Why does trunc(1) output as 0?
-
25-06-2021 - |
سؤال
Can someone explain me why in c++ happens such a thing:
double tmp;
... // I do some operations with tmp
// after which it has to be equal to one
cout << tmp; // prints 1
cout << trunc(tmp); // prints 0
cout << trunc(tmp*10); // prints 9
I am using this for separation part right of decimal part from the number for example if i have: 5.010 ... i want to have 0.010 .. so I am using:
double remainder = tmp - trunc(tmp);
I am posting the whole code....the suggestion with floor does not worked
short getPrecision(double num, short maxPrecision) {
// Retrieve only part right of decimal point
double tmp = fabs(num - trunc(num));
double remainder = tmp;
// Count number of decimal places
int c = 0;
while (remainder > 0 && c < maxPrecision) {
tmp *= 10;
remainder = tmp - trunc(tmp);
c++;
}
return c;
}
When I run this function for example with 5.1 the remanider is 0 instead of 1
المحلول
After some calculations it has to be one?

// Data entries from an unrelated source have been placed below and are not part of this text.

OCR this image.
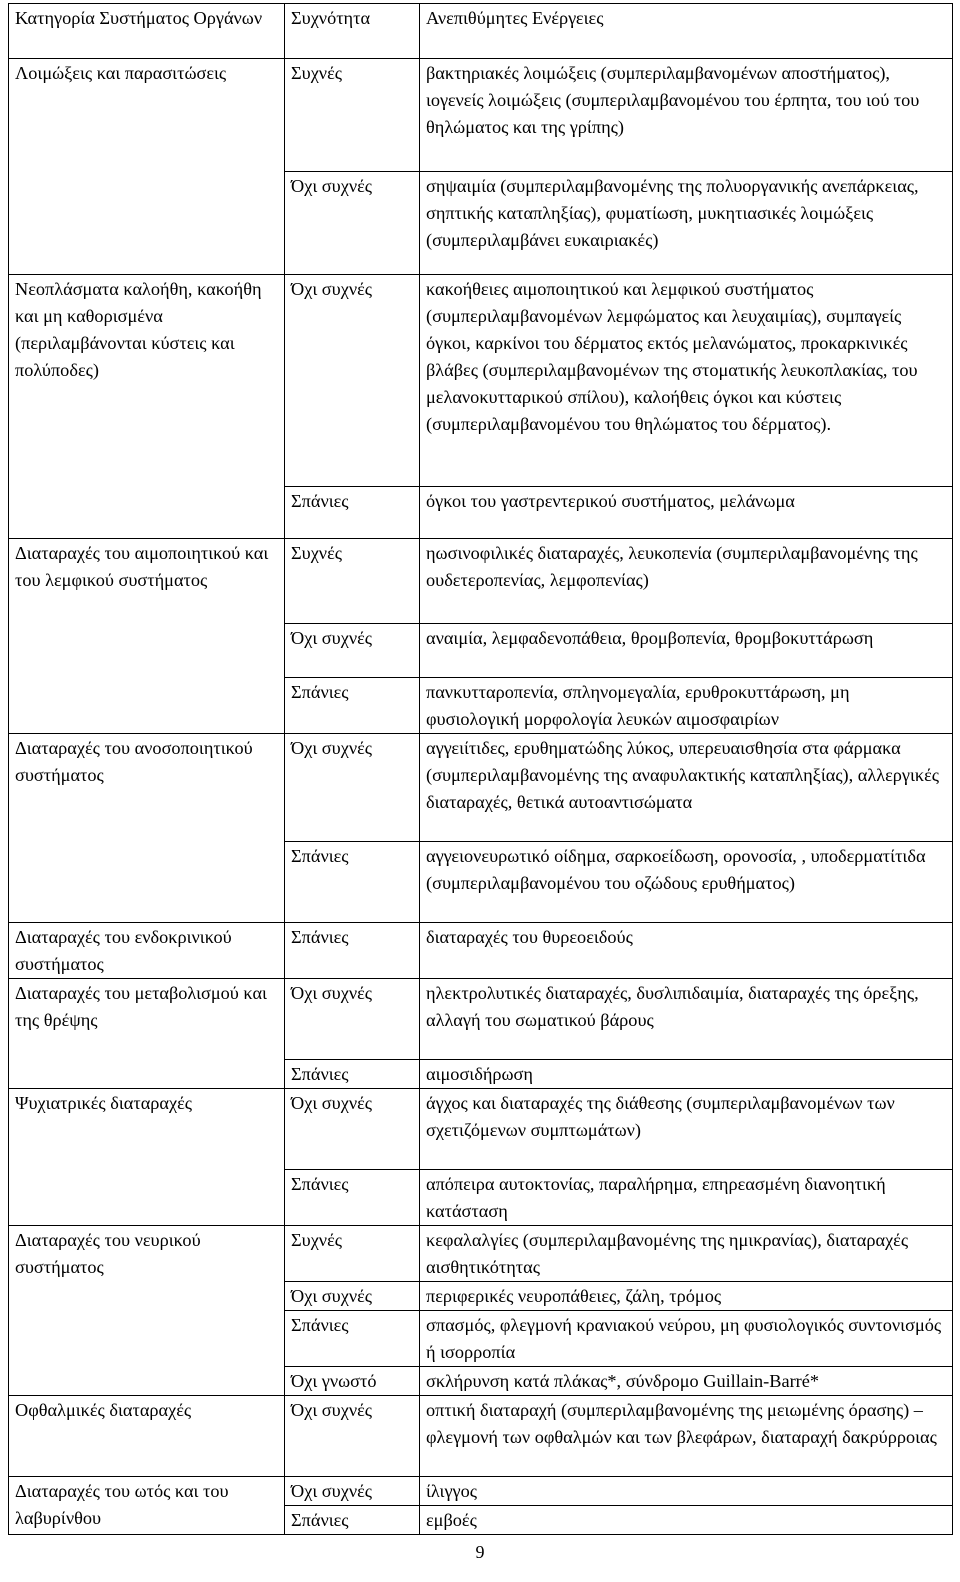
Κατηγορία Συστήματος Οργάνων	Συχνότητα	Ανεπιθύμητες Ενέργειες
Λοιμώξεις και παρασιτώσεις	Συχνές	βακτηριακές λοιμώξεις (συμπεριλαμβανομένων αποστήματος), ιογενείς λοιμώξεις (συμπεριλαμβανομένου του έρπητα, του ιού του θηλώματος και της γρίπης)
	Όχι συχνές	σηψαιμία (συμπεριλαμβανομένης της πολυοργανικής ανεπάρκειας, σηπτικής καταπληξίας), φυματίωση, μυκητιασικές λοιμώξεις (συμπεριλαμβάνει ευκαιριακές)
Νεοπλάσματα καλοήθη, κακοήθη και μη καθορισμένα (περιλαμβάνονται κύστεις και πολύποδες)	Όχι συχνές	κακοήθειες αιμοποιητικού και λεμφικού συστήματος (συμπεριλαμβανομένων λεμφώματος και λευχαιμίας), συμπαγείς όγκοι, καρκίνοι του δέρματος εκτός μελανώματος, προκαρκινικές βλάβες (συμπεριλαμβανομένων της στοματικής λευκοπλακίας, του μελανοκυτταρικού σπίλου), καλοήθεις όγκοι και κύστεις (συμπεριλαμβανομένου του θηλώματος του δέρματος).
	Σπάνιες	όγκοι του γαστρεντερικού συστήματος, μελάνωμα
Διαταραχές του αιμοποιητικού και του λεμφικού συστήματος	Συχνές	ηωσινοφιλικές διαταραχές, λευκοπενία (συμπεριλαμβανομένης της ουδετεροπενίας, λεμφοπενίας)
	Όχι συχνές	αναιμία, λεμφαδενοπάθεια, θρομβοπενία, θρομβοκυττάρωση
	Σπάνιες	πανκυτταροπενία, σπληνομεγαλία, ερυθροκυττάρωση, μη φυσιολογική μορφολογία λευκών αιμοσφαιρίων
Διαταραχές του ανοσοποιητικού συστήματος	Όχι συχνές	αγγειίτιδες, ερυθηματώδης λύκος, υπερευαισθησία στα φάρμακα (συμπεριλαμβανομένης της αναφυλακτικής καταπληξίας), αλλεργικές διαταραχές, θετικά αυτοαντισώματα
	Σπάνιες	αγγειονευρωτικό οίδημα, σαρκοείδωση, ορονοσία, , υποδερματίτιδα (συμπεριλαμβανομένου του οζώδους ερυθήματος)
Διαταραχές του ενδοκρινικού συστήματος	Σπάνιες	διαταραχές του θυρεοειδούς
Διαταραχές του μεταβολισμού και της θρέψης	Όχι συχνές	ηλεκτρολυτικές διαταραχές, δυσλιπιδαιμία, διαταραχές της όρεξης, αλλαγή του σωματικού βάρους
	Σπάνιες	αιμοσιδήρωση
Ψυχιατρικές διαταραχές	Όχι συχνές	άγχος και διαταραχές της διάθεσης (συμπεριλαμβανομένων των σχετιζόμενων συμπτωμάτων)
	Σπάνιες	απόπειρα αυτοκτονίας, παραλήρημα, επηρεασμένη διανοητική κατάσταση
Διαταραχές του νευρικού συστήματος	Συχνές	κεφαλαλγίες (συμπεριλαμβανομένης της ημικρανίας), διαταραχές αισθητικότητας
	Όχι συχνές	περιφερικές νευροπάθειες, ζάλη, τρόμος
	Σπάνιες	σπασμός, φλεγμονή κρανιακού νεύρου, μη φυσιολογικός συντονισμός ή ισορροπία
	Όχι γνωστό	σκλήρυνση κατά πλάκας*, σύνδρομο Guillain-Barré*
Οφθαλμικές διαταραχές	Όχι συχνές	οπτική διαταραχή (συμπεριλαμβανομένης της μειωμένης όρασης) – φλεγμονή των οφθαλμών και των βλεφάρων, διαταραχή δακρύρροιας
Διαταραχές του ωτός και του λαβυρίνθου	Όχι συχνές	ίλιγγος
	Σπάνιες	εμβοές
9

Well, it could as well be 0.99999999999999999
. Floating point operations are not precise, you should always take that into account.
نصائح أخرى
Please see picture at http://en.cppreference.com/w/cpp/numeric/math/trunc. The chart there explains the inconsistency with trunc
ing 1. Probably the same applies to 10 as well
This should help you achieving what you need:
double remainder = tmp - floor(tmp);